Nashville, Tennessee 37219
Joe Binkley, Sr., #2820
First American Center
315 Deaderick Street
Suite 2395
Nashville, Tennessee 37238-2395
ATTORNEYS FOR PLAINTIFF/APPELLANT
Patricia C. Kussman, #15506
Cordell Hull Building, Second Floor
425 Fifth Avenue South
Nashville, Tennessee 37243-0488
ATTORNEY FOR DEFENDANTS/APPELLEES
AFFIRMED AND REMANDED.
HENRY F. TODD
PRESIDING JUDGE, MIDDLE SECTION
CONCURS IN SEPARATE OPINION:
BEN H. CANTRELL, JUDGE
WILLIAM C. KOCH, JR., JUDGE
ROBERT C. DANIELS, )
) Davidson Chancery
Plaintiff/Appellant, ) No. 96-1814-III
)
VS. )
)
CHARLES TRAUGHBER, Chairman, ) Appeal No.
TENNESSEE BOARD OF PAROLES, ) 01A01-9707-CH-00297
ET AL., )
)
Defendants/Appellees. )
OPINION
The plaintiff, a prisoner in the custody of the Department of Correction, filed in the Trial
Court a petition for the writ of certiorari from the action of the Board of Paroles on April 18,
1996, rescinding its order of April 9, 1994, granting the prisoner a parole. At the time of the
rescission, the prisoner had not been released from custody.

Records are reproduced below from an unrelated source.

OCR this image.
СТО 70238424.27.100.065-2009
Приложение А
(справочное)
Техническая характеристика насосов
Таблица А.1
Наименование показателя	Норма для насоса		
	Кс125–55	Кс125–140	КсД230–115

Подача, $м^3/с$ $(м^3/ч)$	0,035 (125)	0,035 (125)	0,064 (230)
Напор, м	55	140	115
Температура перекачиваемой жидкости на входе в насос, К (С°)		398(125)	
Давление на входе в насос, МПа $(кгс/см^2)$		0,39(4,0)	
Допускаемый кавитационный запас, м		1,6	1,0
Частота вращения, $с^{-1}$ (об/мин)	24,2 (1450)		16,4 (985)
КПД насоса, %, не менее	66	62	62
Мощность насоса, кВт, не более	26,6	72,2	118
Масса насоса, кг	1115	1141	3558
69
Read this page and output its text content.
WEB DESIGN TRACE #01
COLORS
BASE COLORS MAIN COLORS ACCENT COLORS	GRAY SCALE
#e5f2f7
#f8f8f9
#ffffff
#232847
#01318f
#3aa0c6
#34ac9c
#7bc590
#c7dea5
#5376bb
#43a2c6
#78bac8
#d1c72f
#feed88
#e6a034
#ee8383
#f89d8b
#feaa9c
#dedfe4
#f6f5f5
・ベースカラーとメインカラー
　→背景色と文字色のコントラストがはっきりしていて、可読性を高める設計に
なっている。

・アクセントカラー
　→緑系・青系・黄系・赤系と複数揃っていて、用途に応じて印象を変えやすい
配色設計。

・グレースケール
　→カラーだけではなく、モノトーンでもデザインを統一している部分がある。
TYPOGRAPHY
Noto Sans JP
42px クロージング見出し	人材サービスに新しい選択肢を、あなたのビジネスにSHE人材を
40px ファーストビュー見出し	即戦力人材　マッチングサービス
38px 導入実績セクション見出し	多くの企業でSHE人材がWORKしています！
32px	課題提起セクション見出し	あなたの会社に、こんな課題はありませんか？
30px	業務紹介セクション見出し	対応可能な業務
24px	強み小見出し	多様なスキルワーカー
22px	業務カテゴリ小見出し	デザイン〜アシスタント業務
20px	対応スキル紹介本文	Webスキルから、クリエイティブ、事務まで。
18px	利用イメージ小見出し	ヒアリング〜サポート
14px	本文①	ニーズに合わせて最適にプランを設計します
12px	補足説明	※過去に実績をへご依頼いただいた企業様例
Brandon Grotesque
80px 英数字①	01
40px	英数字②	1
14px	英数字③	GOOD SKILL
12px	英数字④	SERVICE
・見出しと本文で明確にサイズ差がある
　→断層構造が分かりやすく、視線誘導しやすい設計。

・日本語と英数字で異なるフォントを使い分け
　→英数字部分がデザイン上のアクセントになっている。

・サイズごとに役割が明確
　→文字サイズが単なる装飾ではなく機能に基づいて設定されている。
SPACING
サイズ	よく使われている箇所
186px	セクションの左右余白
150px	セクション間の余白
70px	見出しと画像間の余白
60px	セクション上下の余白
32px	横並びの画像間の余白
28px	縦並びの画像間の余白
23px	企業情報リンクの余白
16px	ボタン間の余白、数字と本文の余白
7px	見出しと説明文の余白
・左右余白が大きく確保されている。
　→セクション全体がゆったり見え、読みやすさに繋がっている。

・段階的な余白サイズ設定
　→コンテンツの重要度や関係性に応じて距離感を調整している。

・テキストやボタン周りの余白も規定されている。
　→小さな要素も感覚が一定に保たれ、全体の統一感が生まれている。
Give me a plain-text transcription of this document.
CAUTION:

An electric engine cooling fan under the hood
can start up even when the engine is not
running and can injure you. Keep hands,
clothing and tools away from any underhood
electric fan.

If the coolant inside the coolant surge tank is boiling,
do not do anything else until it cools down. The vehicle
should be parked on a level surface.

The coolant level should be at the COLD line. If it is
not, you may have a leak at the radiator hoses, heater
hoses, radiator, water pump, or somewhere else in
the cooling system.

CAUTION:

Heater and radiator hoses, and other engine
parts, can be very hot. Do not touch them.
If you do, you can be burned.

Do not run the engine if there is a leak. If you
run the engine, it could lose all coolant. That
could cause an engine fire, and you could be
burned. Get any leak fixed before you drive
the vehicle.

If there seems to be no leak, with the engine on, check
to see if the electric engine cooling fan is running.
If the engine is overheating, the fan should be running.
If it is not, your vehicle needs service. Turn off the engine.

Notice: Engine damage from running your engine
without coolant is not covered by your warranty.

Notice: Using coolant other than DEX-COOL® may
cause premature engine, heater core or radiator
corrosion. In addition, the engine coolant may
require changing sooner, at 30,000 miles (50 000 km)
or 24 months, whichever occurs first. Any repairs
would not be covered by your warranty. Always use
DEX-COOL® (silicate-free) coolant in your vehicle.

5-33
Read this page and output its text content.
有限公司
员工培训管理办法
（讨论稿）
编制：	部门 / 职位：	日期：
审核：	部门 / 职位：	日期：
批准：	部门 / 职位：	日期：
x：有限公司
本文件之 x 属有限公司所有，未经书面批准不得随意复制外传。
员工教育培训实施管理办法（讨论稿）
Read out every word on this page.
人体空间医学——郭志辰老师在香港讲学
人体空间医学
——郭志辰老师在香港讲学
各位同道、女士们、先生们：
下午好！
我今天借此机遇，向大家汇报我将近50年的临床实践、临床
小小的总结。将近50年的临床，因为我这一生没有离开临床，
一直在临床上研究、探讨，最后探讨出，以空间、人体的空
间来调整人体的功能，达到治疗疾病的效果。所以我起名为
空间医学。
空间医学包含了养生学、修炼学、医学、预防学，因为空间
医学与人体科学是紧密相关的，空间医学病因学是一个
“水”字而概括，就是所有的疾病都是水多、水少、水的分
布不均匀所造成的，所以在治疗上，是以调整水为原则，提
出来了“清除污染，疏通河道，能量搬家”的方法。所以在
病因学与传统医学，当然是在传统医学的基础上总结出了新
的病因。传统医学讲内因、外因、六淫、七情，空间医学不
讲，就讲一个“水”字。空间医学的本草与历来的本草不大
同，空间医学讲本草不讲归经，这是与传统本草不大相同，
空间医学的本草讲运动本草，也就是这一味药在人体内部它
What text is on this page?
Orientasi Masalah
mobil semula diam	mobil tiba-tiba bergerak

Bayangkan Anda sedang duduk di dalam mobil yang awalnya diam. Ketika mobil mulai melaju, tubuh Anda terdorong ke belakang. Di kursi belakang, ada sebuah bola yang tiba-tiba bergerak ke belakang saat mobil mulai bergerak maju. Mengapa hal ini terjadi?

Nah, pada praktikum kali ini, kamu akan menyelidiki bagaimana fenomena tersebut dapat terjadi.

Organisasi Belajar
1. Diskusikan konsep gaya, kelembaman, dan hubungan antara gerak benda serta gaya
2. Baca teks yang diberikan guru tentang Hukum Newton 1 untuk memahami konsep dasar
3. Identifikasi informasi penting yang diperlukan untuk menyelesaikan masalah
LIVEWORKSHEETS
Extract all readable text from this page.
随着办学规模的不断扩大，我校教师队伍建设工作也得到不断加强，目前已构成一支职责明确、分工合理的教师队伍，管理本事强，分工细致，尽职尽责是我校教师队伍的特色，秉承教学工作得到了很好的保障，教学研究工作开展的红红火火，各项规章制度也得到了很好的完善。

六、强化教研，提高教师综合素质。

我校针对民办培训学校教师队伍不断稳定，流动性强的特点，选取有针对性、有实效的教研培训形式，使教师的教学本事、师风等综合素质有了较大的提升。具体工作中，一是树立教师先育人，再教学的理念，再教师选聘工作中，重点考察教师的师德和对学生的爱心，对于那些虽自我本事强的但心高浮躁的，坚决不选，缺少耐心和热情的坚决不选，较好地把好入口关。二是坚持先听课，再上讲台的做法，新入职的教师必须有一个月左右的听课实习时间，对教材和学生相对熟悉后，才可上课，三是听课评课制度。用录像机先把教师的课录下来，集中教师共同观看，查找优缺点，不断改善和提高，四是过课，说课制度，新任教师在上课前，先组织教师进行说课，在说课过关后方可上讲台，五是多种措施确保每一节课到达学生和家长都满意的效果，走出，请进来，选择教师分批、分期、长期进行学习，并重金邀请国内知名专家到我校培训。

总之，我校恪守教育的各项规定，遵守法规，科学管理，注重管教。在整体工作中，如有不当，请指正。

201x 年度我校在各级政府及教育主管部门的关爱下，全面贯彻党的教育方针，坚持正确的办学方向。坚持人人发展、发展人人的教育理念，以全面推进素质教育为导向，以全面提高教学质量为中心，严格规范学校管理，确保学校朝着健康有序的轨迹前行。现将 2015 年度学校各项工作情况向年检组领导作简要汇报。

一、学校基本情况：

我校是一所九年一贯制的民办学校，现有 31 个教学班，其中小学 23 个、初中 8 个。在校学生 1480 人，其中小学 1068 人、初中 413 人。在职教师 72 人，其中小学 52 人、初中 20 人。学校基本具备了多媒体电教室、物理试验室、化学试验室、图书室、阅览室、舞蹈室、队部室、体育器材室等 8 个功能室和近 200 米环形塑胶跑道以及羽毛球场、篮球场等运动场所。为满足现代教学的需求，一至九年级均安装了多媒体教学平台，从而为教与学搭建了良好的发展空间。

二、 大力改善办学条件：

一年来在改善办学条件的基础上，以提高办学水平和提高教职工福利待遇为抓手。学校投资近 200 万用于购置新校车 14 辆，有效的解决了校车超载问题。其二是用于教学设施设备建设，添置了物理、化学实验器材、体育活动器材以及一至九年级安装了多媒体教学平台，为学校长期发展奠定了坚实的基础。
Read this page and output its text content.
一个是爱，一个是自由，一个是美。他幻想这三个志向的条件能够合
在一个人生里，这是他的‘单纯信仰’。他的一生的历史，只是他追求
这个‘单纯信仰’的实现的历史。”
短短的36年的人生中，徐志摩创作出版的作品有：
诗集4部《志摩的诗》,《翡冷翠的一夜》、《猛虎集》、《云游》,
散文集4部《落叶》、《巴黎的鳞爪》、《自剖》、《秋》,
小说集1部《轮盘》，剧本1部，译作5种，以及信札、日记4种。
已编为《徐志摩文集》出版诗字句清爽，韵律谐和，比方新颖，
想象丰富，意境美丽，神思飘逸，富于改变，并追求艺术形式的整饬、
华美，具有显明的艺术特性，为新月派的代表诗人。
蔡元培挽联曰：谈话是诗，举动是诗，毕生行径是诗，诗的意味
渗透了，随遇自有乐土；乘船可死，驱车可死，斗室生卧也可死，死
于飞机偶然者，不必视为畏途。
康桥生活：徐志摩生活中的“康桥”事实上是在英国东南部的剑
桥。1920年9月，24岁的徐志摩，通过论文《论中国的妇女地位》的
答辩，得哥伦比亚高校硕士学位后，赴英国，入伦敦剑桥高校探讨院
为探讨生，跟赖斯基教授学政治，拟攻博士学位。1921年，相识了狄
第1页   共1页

On July 27, 1989, the prisoner was convicted of second degree murder in the death of
Sylvia Coakley and sentenced to serve thirty-five years in the custody of the Tennessee
Department of Correction.
By letter dated November 27, 1989, the parents of the victim, requested the Board of
Paroles to notify them of any hearing by the Board in respect to the release of the prisoner.
By letter dated January 21, 1994, counsel for the parents notified the Board that he
represented the parents of the victim; that they strongly opposed any early release of the prisoner;
and that he desired to be notified of any hearing on the subject of the release of the prisoner.
On April 9, 1996, the board held a hearing regarding the release of the prisoner. The
Board attempted to notify the parents of the victim, but the letter was not delivered because the
parents had moved from the address furnished by them.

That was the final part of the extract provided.